Intracranial Procedures' Challenges Make Aggressive Therapy Preferable in Stroke Treatment, Expert Says

CINCINNATI—Unique challenges associated with revascularization for blocked intracranial arteries for preventing and treating stroke make aggressive medical therapy alone a preferable alternative for many patients with a recent transient ischemic attack or stroke, a University of Cincinnati (UC) neurologist writes in the New England Journal of Medicine (NEJM).

Joseph Broderick, MD, Albert Barnes Voorheis Chair of Neurology at UC and a UC Health neurologist, wrote the editorial to accompany an article, "Stenting versus Aggressive Medical Therapy for Intracranial Artery Stenosis.” Both the article and the editorial appear in NEJM’s Online First publication Sept. 7, 2011, and are scheduled for the Sept. 15 print issue.

The article recounted results of the SAMMPRIS (Stenting and Aggressive Medical Management for Preventing Recurrent stroke in Intracranial Stenosis) trial, which was funded by the National Institutes of Health (NIH) and began recruiting patients in 2008. It ended in April 2011 after the National Institute of Neurological Disorders and Stroke (NINDS) issued a clinical alert to stop enrollment.

Pooja Khatri, MD, of the UC neurology department and UC Health Neurology, and Andrew Ringer, MD, of the UC neurosurgery department and Mayfield Clinic, were the principal investigators at the UC site. Broderick, research director at the UC Neuroscience Institute, was not an investigator in the SAMMPRIS trial. (Khatri and Ringer are also members of the UC Neuroscience Institute.)

The SAMMPRIS trial compared aggressive medical therapy, including two antiplatelet medications (clopidogrel and aspirin) combined with intracranial angioplasty and the Wingspan stent, manufactured by Boston Scientific, with aggressive medical therapy alone for patients who had a recent transient ischemic attack or stroke attributed to a major stenosis (narrowing) of a major intracranial artery.

A transient ischemic attack is a temporary loss of blood supply to the brain, usually caused by a blockage such as a clot. A stent is a mechanical device used to hold a vessel or artery open.
 
Enrollment in the trial was stopped  prematurely because 14.7 percent of 451 patients (out of a planned 764) who received the stent had a stroke or died by 30 days after randomization, as compared with 5.8 percent  of patients treated with aggressive medical therapy alone.

"Stenting of the intracranial vasculature is technically more challenging than is stenting of the extracranial carotid artery because of the tortuous course of the internal carotid artery through bony canals, an abrupt right-angle turn for the middle cerebral artery, and smaller arterial diameters. Small, penetrating brain arteries from the trunks of the middle cerebral and basilar arteries are often near or at the site of the placement of the stent and may be compromised,” Broderick points out in the editorial.

"These anatomical and physiological differences … highlight the point that it is not just the safety of a given device, but the safety of the procedure itself, that must be considered.”
Broderick, who noted in the editorial that the SAMMPRIS trial was the third randomized trial of intracranial revascularization that failed to show a benefit over aggressive medical therapy alone for prevention of stroke, says there are risks associated with any interventional procedure, which in the case of stenting may include inadvertently damaging the artery.

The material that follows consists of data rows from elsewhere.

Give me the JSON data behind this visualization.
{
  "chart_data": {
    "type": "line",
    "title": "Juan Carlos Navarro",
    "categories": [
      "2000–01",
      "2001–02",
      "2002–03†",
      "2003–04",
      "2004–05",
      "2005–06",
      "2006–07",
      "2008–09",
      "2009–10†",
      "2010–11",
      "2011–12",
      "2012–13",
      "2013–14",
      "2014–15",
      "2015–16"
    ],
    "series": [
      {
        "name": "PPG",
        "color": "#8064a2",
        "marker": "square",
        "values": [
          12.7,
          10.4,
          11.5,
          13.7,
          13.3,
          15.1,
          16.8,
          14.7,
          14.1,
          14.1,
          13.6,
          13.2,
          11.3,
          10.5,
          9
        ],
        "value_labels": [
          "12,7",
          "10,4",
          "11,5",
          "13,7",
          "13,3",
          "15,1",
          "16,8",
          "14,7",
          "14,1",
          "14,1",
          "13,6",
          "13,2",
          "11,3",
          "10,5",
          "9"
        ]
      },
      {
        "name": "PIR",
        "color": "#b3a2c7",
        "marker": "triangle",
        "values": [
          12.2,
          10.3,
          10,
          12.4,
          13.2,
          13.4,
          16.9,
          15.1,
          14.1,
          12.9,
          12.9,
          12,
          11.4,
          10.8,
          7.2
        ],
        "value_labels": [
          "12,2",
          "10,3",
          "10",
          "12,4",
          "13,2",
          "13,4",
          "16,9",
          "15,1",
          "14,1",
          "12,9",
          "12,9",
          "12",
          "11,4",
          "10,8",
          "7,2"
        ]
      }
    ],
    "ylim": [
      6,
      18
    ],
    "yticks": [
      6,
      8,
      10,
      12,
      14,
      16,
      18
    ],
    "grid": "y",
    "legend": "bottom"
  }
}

"If you could completely get rid of all that up-front risk associated with the procedure, then the stent would probably provide an overall benefit,” he said. "But if the up-front risk fails to justify the amount of strokes you prevent in the long term, then it’s not a good trade.”
A key lesson from the SAMMPRIS trial, Broderick wrote, is that "aggressive and attentive medical therapy is an effective approach to the prevention of stroke in high-risk populations.”

In addition to antiplatelet medications, Broderick says, "such therapy would include carefully controlling the blood pressure, a statin medication, managing diabetes, refraining from smoking, diet and exercise.”

In some individual cases where aggressive medical therapy fails and the patient has recurrent incapacitating symptoms, he adds, a revascularization procedure could be considered. But generally speaking, the results of the SAMMPRIS trial and previous studies "greatly limit the patients we’d be referring for this procedure at this point in time.”

Still, Broderick wrote, the search for stroke prevention technology should continue:

"New technology for preventing and treating stroke should be tested in trials that address clinical effectiveness and incorporate the best current medical management of stroke,” he wrote.